本日15日,政府は,参議院本会議において,「組織的な犯罪の処罰及び犯罪収益の規制等に関する法律等の一部を改正する法律」を強行採決しました。政府は,この法律案を「テロ等準備罪」と呼んでいますが,その実態は「共謀罪」に他なりません。
本法律は,刑法の大原則である罪刑法定主義に反するものであり,国民の表現の自由や思想・良心の自由を侵害する恐れや,国家権力が市民生活や団体の活動を監視する社会となる恐れなど,重大な人権侵害の危険性が指摘されており,日本弁護士連合会や各地の弁護士会,刑法や憲法の法学研究者の団体等から制定に反対する声明,意見が出され,国連特別報告者ジョセフ・ケナタッチ氏からも同様の危険性が指摘される等,国内外から問題が指摘されています。
当会でも,2017(平成29)年4月26日,共謀罪(「テロ等準備罪」)の制定に反対する会長声明を出しました。
ところが,政府は,国会での議論の中でかかる重大な人権侵害の疑念が払拭されていないにも関わらず,参議院法務委員会の採決を「省略」して,本日参議院本会議において本法律を成立させました。
国会法では「特に必要があるとき」は,中間報告を求めることができ(同法56条の3第1項),議院が「特に緊急を要すると認めたとき」は,委員会の審査に期限を附けまたは議院の本会議において審議することができる(同条第2項)とされていますが,中間報告を求める必要性や本会議において審議する緊急性があったとは考えられません。

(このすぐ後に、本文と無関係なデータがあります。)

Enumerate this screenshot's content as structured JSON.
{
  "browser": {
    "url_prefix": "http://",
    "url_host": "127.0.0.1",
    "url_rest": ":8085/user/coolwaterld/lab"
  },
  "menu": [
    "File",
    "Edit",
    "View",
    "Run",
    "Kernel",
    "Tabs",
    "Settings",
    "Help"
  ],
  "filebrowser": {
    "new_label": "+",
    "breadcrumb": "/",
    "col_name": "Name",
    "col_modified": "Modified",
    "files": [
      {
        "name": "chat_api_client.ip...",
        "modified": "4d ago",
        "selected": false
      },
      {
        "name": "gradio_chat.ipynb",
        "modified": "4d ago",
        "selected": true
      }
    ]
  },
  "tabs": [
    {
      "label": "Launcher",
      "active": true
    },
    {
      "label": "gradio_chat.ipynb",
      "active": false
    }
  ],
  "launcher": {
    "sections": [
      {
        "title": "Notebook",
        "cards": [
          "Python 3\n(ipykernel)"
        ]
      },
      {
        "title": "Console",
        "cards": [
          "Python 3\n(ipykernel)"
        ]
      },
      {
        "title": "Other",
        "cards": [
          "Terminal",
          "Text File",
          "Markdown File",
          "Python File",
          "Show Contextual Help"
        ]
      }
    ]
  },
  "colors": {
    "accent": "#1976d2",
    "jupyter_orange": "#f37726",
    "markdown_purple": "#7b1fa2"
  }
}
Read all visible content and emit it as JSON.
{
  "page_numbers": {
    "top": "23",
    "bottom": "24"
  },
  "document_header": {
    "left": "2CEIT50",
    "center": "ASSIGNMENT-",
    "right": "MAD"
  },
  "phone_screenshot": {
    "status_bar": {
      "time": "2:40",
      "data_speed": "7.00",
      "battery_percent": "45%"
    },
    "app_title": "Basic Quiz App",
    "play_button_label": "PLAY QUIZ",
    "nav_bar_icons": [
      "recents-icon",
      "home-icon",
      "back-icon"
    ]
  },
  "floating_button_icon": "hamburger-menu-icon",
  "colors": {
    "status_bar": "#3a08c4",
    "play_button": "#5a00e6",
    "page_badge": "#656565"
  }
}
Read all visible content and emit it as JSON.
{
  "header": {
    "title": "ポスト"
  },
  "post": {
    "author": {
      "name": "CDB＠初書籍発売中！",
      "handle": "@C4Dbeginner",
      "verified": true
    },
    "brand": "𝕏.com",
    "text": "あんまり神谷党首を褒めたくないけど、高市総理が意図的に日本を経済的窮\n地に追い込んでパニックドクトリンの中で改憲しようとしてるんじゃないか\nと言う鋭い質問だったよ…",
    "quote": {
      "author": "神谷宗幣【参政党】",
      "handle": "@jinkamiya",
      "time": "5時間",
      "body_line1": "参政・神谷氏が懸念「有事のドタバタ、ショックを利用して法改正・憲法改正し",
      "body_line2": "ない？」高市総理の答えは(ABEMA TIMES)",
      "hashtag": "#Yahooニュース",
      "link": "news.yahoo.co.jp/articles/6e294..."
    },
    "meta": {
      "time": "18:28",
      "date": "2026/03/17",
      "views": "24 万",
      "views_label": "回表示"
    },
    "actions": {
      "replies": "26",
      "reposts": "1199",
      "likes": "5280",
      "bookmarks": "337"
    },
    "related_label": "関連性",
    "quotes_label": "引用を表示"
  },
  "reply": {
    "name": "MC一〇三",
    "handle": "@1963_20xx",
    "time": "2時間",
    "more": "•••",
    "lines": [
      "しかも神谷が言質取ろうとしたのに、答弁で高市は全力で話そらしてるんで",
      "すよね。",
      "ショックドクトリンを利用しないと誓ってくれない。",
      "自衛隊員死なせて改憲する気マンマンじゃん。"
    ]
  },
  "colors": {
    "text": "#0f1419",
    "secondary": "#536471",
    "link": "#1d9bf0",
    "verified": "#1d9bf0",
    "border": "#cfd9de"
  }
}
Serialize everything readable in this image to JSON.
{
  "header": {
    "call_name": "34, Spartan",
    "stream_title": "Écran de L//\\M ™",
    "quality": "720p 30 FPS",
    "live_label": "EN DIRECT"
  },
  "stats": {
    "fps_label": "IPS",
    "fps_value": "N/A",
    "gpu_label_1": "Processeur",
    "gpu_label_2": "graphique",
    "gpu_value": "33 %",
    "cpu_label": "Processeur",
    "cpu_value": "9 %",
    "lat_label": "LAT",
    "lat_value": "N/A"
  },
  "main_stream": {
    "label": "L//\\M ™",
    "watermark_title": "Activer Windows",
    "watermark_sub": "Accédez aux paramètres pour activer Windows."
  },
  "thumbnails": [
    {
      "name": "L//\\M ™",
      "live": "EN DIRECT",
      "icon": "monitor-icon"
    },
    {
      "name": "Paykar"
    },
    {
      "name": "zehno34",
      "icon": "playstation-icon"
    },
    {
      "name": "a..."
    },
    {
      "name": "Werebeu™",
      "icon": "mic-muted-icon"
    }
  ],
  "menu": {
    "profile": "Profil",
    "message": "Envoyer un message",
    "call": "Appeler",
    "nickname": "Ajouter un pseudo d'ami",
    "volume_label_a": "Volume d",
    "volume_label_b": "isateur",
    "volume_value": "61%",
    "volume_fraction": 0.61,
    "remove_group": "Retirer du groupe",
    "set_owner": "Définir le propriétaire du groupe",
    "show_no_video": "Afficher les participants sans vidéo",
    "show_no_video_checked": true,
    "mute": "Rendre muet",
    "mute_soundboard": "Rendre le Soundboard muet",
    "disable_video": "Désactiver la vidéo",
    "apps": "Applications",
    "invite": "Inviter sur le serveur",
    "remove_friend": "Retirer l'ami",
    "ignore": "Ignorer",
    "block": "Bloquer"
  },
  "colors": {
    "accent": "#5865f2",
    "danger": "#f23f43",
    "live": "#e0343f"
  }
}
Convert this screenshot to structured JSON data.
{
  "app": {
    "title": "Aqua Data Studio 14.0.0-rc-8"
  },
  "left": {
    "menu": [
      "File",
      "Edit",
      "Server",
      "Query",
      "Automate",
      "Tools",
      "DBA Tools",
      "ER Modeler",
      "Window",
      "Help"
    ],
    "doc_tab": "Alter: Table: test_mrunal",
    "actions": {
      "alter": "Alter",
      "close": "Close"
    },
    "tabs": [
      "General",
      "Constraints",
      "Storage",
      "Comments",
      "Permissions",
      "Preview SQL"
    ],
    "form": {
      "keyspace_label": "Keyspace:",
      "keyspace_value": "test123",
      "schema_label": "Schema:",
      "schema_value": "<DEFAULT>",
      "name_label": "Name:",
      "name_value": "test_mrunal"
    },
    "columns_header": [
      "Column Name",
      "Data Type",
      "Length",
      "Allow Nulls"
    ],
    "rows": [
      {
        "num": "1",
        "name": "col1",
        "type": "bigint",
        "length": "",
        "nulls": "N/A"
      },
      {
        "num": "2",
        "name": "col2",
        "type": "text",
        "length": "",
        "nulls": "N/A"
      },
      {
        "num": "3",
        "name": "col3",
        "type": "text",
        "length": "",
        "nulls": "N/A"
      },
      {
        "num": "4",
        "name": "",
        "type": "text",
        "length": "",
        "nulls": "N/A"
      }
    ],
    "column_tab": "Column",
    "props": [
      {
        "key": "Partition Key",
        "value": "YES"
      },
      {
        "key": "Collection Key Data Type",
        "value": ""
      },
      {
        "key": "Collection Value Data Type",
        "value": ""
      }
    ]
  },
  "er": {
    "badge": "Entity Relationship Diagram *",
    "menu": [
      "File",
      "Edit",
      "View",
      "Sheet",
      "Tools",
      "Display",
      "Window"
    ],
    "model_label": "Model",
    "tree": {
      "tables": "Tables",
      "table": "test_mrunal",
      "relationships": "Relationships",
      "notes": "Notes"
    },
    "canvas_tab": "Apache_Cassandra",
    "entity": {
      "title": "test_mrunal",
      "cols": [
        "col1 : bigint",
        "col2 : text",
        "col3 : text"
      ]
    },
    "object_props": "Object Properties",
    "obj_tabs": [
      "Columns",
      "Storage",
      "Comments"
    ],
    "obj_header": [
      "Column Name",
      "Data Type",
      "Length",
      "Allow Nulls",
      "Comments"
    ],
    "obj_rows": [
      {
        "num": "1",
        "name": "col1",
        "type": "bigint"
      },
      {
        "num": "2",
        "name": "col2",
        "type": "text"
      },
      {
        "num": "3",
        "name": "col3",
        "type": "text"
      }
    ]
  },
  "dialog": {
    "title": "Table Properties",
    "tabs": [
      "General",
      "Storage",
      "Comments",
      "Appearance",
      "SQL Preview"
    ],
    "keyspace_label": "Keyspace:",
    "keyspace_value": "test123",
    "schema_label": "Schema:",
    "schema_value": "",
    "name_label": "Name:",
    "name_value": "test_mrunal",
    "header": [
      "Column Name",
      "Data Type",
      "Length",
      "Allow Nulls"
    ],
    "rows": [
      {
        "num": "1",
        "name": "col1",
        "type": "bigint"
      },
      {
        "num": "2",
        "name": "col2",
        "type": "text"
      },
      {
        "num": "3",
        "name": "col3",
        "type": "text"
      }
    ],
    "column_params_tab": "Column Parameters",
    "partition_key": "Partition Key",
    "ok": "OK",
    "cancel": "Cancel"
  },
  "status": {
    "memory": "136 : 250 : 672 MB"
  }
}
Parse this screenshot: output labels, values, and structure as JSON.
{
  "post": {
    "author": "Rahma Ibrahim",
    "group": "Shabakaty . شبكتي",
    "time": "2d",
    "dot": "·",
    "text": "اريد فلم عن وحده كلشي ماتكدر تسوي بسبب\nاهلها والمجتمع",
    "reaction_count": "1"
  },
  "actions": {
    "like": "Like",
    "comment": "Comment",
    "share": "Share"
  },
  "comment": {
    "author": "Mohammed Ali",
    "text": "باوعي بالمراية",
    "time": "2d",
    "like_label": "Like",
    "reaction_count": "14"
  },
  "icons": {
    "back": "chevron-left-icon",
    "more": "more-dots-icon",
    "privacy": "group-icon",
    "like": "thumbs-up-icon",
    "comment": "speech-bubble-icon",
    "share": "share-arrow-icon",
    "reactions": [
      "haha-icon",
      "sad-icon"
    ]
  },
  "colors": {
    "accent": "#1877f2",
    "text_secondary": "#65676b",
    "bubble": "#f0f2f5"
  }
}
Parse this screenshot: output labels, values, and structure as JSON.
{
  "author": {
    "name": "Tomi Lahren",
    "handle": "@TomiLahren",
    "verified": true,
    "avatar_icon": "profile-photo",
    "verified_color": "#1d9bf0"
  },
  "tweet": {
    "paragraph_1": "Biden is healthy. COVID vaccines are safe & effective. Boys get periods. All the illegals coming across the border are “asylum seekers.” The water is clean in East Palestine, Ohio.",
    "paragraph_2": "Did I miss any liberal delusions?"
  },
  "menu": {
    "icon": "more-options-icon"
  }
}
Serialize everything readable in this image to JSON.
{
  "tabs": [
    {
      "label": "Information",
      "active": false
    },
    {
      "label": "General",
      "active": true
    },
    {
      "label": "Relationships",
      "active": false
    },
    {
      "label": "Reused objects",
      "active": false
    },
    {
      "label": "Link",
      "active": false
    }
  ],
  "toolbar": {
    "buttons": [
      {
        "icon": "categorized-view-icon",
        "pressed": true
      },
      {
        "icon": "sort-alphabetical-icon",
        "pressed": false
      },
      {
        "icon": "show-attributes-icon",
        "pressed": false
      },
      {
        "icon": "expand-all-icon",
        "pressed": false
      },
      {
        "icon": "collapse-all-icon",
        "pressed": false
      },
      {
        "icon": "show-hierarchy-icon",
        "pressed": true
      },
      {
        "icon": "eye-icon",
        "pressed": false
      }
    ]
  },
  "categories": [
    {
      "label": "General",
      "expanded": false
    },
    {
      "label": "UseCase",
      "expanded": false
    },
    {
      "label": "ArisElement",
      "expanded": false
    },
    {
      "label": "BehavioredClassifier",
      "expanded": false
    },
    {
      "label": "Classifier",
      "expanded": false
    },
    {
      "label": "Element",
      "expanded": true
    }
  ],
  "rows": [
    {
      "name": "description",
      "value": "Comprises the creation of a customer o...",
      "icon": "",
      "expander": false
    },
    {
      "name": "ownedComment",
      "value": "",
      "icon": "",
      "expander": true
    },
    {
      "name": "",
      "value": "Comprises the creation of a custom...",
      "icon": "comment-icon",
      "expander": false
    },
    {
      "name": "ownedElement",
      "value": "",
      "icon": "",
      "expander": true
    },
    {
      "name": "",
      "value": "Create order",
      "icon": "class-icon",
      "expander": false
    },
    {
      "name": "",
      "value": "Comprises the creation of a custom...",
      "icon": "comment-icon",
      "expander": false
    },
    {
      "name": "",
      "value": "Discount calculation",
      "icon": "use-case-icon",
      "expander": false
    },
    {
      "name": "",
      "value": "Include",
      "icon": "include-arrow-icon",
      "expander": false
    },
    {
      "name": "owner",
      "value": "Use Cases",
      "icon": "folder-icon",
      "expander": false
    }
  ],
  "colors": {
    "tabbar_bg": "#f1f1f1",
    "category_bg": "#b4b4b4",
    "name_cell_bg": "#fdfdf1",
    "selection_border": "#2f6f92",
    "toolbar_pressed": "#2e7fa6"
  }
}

人権侵害の危険性が高い本法律について,法務委員会の採決を「省略」し,参議院本会議での強行採決に踏み切ることは,議会制民主主義の否定に他なりません。
静岡県弁護士会は,政府のこのような暴挙に対して,強く抗議し,組織的な犯罪の処罰及び犯罪収益の規制等に関する法律等の一部を改正する法律の廃止を強く求めます。